For the third straight year, there were no finishers in the Silverton 1000 Mile Challenge, a brutal ultra marathon conceived by Silverton resident and ultra runner Rodger Wrublik in 2009. Rodger had read about a man in the early 1800’s who had run/walked 1 mile per hour for 1000 consecutive hours and was inspired to create his own version of the challenge right here in Silverton. After bouncing the idea off of friend and fellow ultrarunner Jamil Coury, the two set out to design a trail loop in Silverton worthy of this challenge. The Kendall Mountain Interpretive Trial was built by the two in 2010 for the inaugural Silverton 1000 which ended up also including 6 day, 72 hour, 48 hour and 24 hour runs. The loop features 250 feet of climbing and descent per loop which makes the challenge much more tough considering we are over 9300 feet the entire time! Those who are going after the challenge must meet the 1 mile per hour minimum, but also must run additional miles since the overall cutoff imposed by the race directors was decided to be 18 days with two intermediate cutoffs of 350 miles in 6 days, 700 miles in 12 days, leaving 6 final days for the last 300 miles.
Last year, Rodger completed at least 1 mile in 144 consecutive hours during the first 6 days, but failed to meet the cutoff, amassing 311 miles. This year, John Geesler became only the second runner to complete the first 6 days of running at least 1 mile per hour, completing 301 total miles. Rodger did add one mile to his personal best this year and again won the 6 day race with 312 miles, but ended up missing some hours this time. Other strong runners in the 6 day included locals Cody Braford who ran 250 miles and Ivy Lefebvre who ran 200 (both ran 100 more miles than last year). Their son Blaze completed 112 miles this year at age 11 and nine year old Evan Donovan ran 74 miles over the 6 days. Reina Jenkins was our first female finisher, who came all the way from Hawaii to run 222 miles. Our oldest competitor was Dan Baglione of Foresthill, California who hiked his way to 100 miles.

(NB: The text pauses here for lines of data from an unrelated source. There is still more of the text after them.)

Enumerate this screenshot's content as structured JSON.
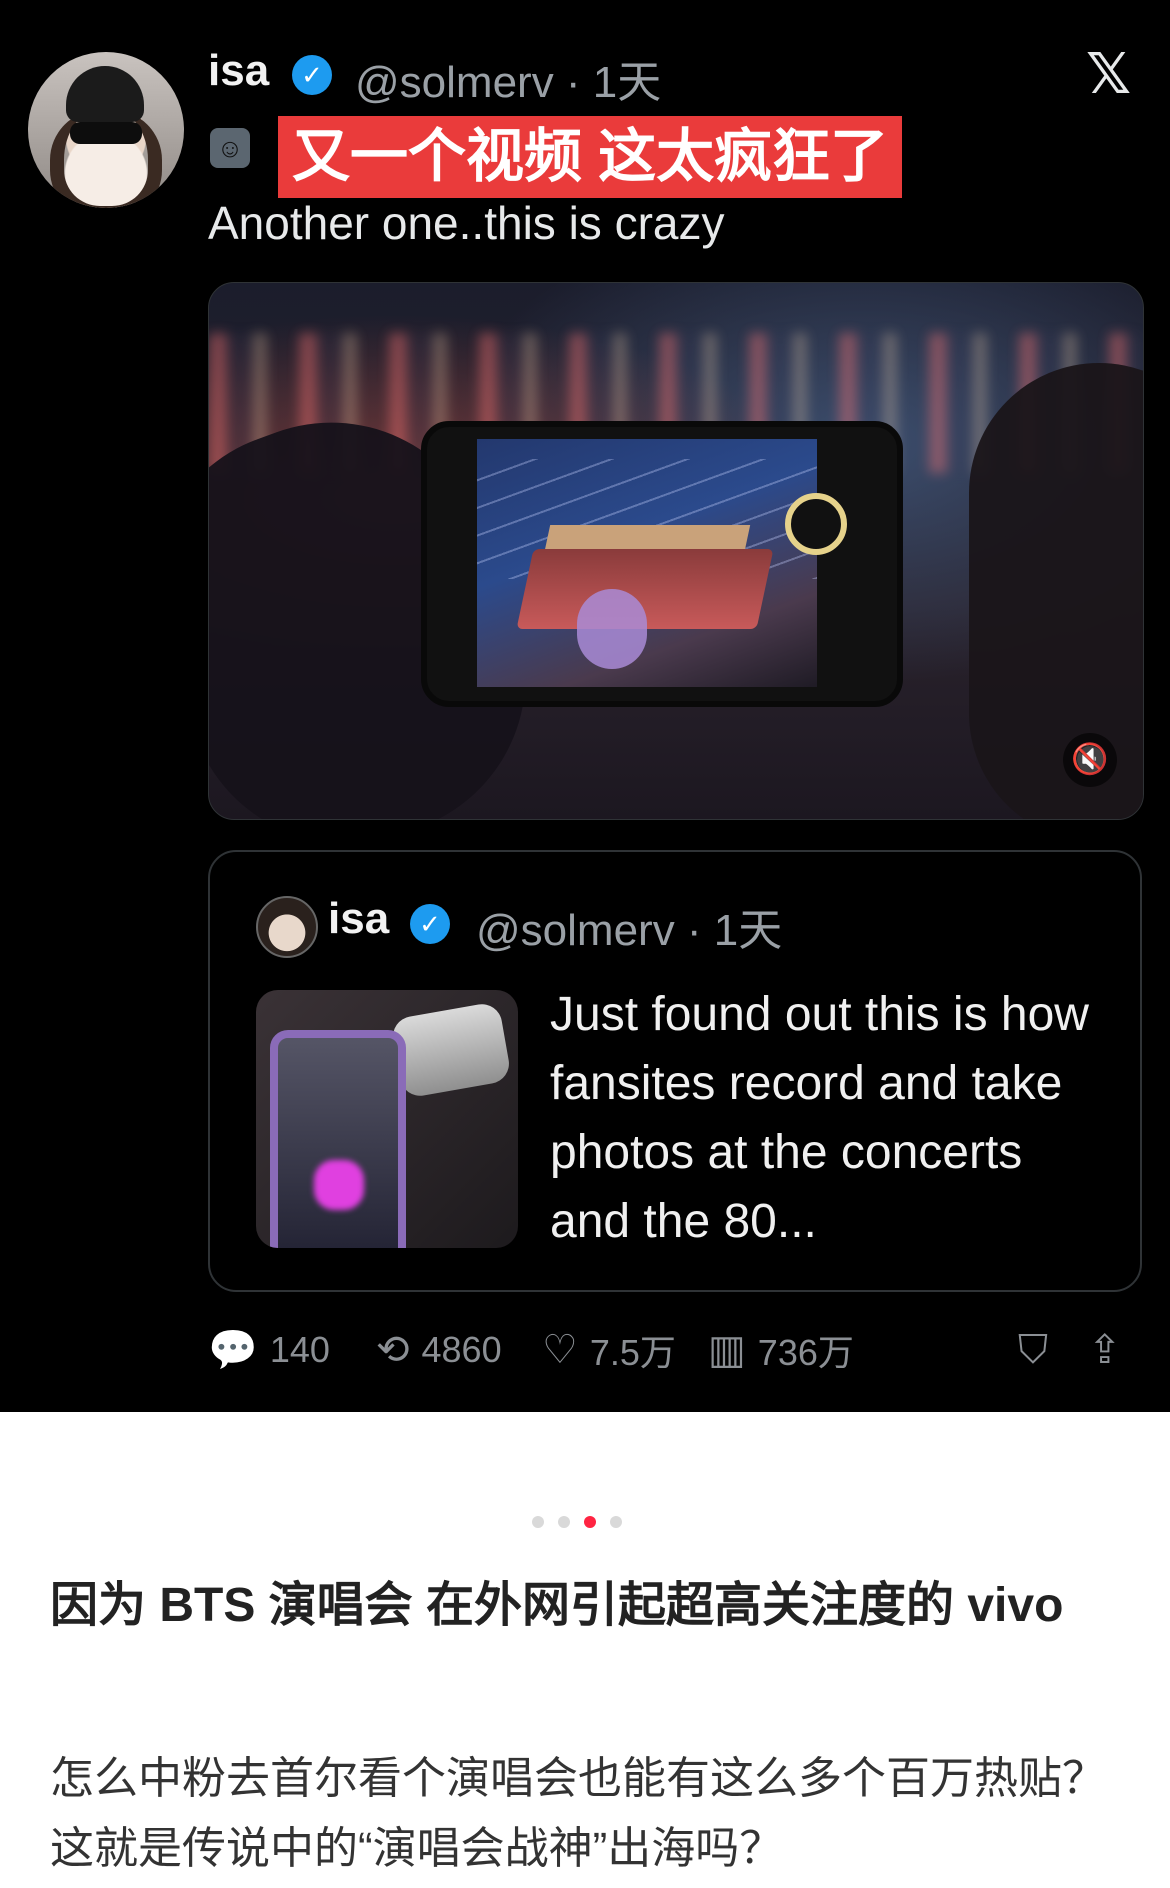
{
  "tweet": {
    "name": "isa",
    "handle_time": "@solmerv · 1天",
    "translation_banner": "又一个视频 这太疯狂了",
    "text": "Another one..this is crazy",
    "x_logo": "𝕏"
  },
  "quoted_tweet": {
    "name": "isa",
    "handle_time": "@solmerv · 1天",
    "text": "Just found out this is how fansites record and take photos at the concerts and the 80..."
  },
  "actions": {
    "replies": "140",
    "retweets": "4860",
    "likes": "7.5万",
    "views": "736万"
  },
  "carousel": {
    "total": 4,
    "active_index": 2
  },
  "post": {
    "title": "因为 BTS 演唱会 在外网引起超高关注度的 vivo",
    "body": "怎么中粉去首尔看个演唱会也能有这么多个百万热贴？这就是传说中的“演唱会战神”出海吗？"
  },
  "icons": {
    "verified": "verified-badge-icon",
    "translate": "translate-mask-icon",
    "mute": "speaker-muted-icon",
    "reply": "reply-icon",
    "retweet": "retweet-icon",
    "like": "heart-icon",
    "views": "views-bar-icon",
    "bookmark": "bookmark-icon",
    "share": "share-icon"
  },
  "colors": {
    "tweet_bg": "#000000",
    "verified": "#1d9bf0",
    "banner": "#ea3b3b",
    "carousel_active": "#ff2442"
  }
}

There were eleven other runners who competed in the 72 hour, 48 hour and 24 hour runs. Garrett Mulrooney ran 151 to win the 72 hour, Ray Dileo ran 70 to place first in the 48 hour and local Ken Webb ran 50 miles in the 24 hour to place first. Ken also created all of the ore cart awards handed out to race winners.
The course is run on an accurately measured 1.0 mile loop of the Kendall Mountain Interpretive Trail which starts at the ice rink at the Kendall Mountain Recreation area and climbs its way 250 feet up to the top of the ski hill before snaking its way down through the forest and around the beaver ponds. Runners go through the large white event tent setup in the ice rink each lap where a timing system records their progress and food is served day and night at an aid station complete with a stove, microwave and refrigerator.
A sad turn of events on Friday night with Dillon Paxton’s passing shifted the focus of the run to be held in his memory. Dillon was entered in the 24 hour run to be held on Sunday and his stated goal was to go for 60 miles. His younger brother Tanner decided to run in his place, coming out on Sunday morning to wear his race bib and timing chip. Soon Dillon’s family and friends came out also wanting to run laps for Dillon. We passed out 12 timing chips by the afternoon, all for Dillon. Family and friends were out all day, night and into the next day running laps for Dillon, totaling almost 220 miles by race end. The showing of support was incredible to see and memories were made out on that course that will stay with us all.
Next year’s Silverton 1000 will start Tuesday, August 27, 2013. You don’t have to wait until then to hike or run on the course, as the Kendall Mountain Interpretive Trail is open to the public right now. Check out the new trailhead kiosk at the Kendall Mountain Recreation Area which houses the Silverton 1000 mine cart, the original Hardrock and soon a map of the trail. The trail is also sporting new trail markers and 1/4 mile markers courtesy of Ken Webb of Quiet Bear Art. Just follow the signs marked “KT” for Kendall Trail. Details, history, results and photos are available at Silverton1000.com.